How Jeb Bush Reformed Medicaid

How Jeb Bush Reformed Medicaid

What if, knowing the biggest federal entitlement program in his state — Medicaid — was broken, a governor decided to challenge the status quo and do something about it? What if a Medicaid program used consumer choice, provider competition, and market forces to get better value for patients and taxpayers? What if it worked and the new Medicaid program saved money while giving patients higher-quality care and more choices?

You don't need to wonder. It happened in Florida. When a governor led.

I know how hard it was. I was Governor Jeb Bush's health-care secretary. I, with a committed team, was tasked with convincing a skeptical legislature and federal bureaucracy that this was a good idea. I remember when Governor Bush asked the simple question: If you could design this program from scratch, what would it look like, both to the consumer and to the taxpayer paying for it?

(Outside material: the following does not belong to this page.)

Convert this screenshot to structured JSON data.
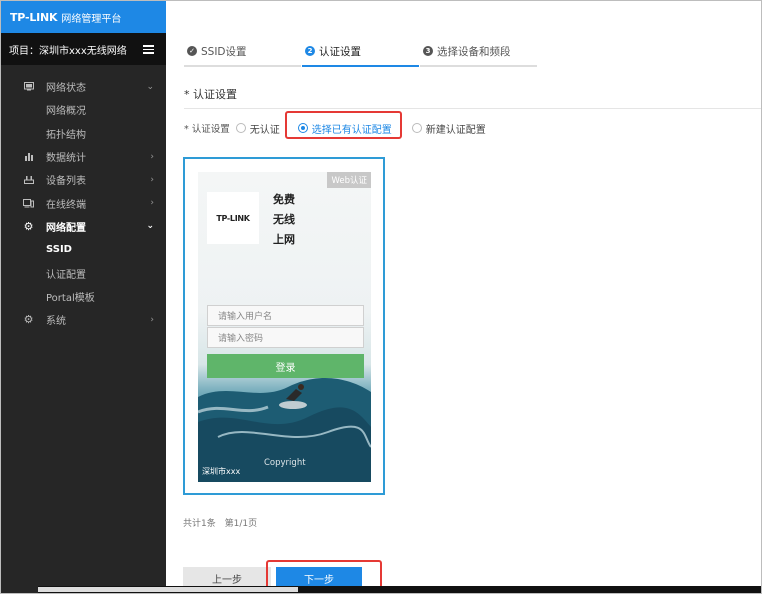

In 2006, Florida began implementing its reforms. The state created real consumer choices for the first time, with flexible benefit designs and transparent provider networks. Insurance plans responded to the competitive environment by offering additional benefits, like adult dental care, vision care, over-the-counter medications, and other benefits — without adding any cost.

For the first time, the state measured quality outcomes and held managed-care plans accountable for them. Florida paid the plans risk-adjusted rates, to incentivize plans to improve outcomes for the sickest patients rather than cherry-pick the well ones.

It worked: When the Heritage Foundation looked at areas of Florida where the pilot program took place, and compared them with the rest of the state, they found that areas with the program saw greater improvement on more than two-thirds of health-care quality measures (drawn from the Healthcare Effectiveness Data and Information Set, or HEDIS). Improvement was made with well-child visits, control of high blood pressure, frequency of prenatal care, diabetes control, and frequency of certain screening services.

It worked for taxpayers, too. Medicaid's cost per member decreased, according to multiple reports, including an independent evaluation by the University of Florida. Let me repeat: While medical-care inflation has grown by at least 3 percent annually for all consumers, Florida's per-member Medicaid costs have actually decreased.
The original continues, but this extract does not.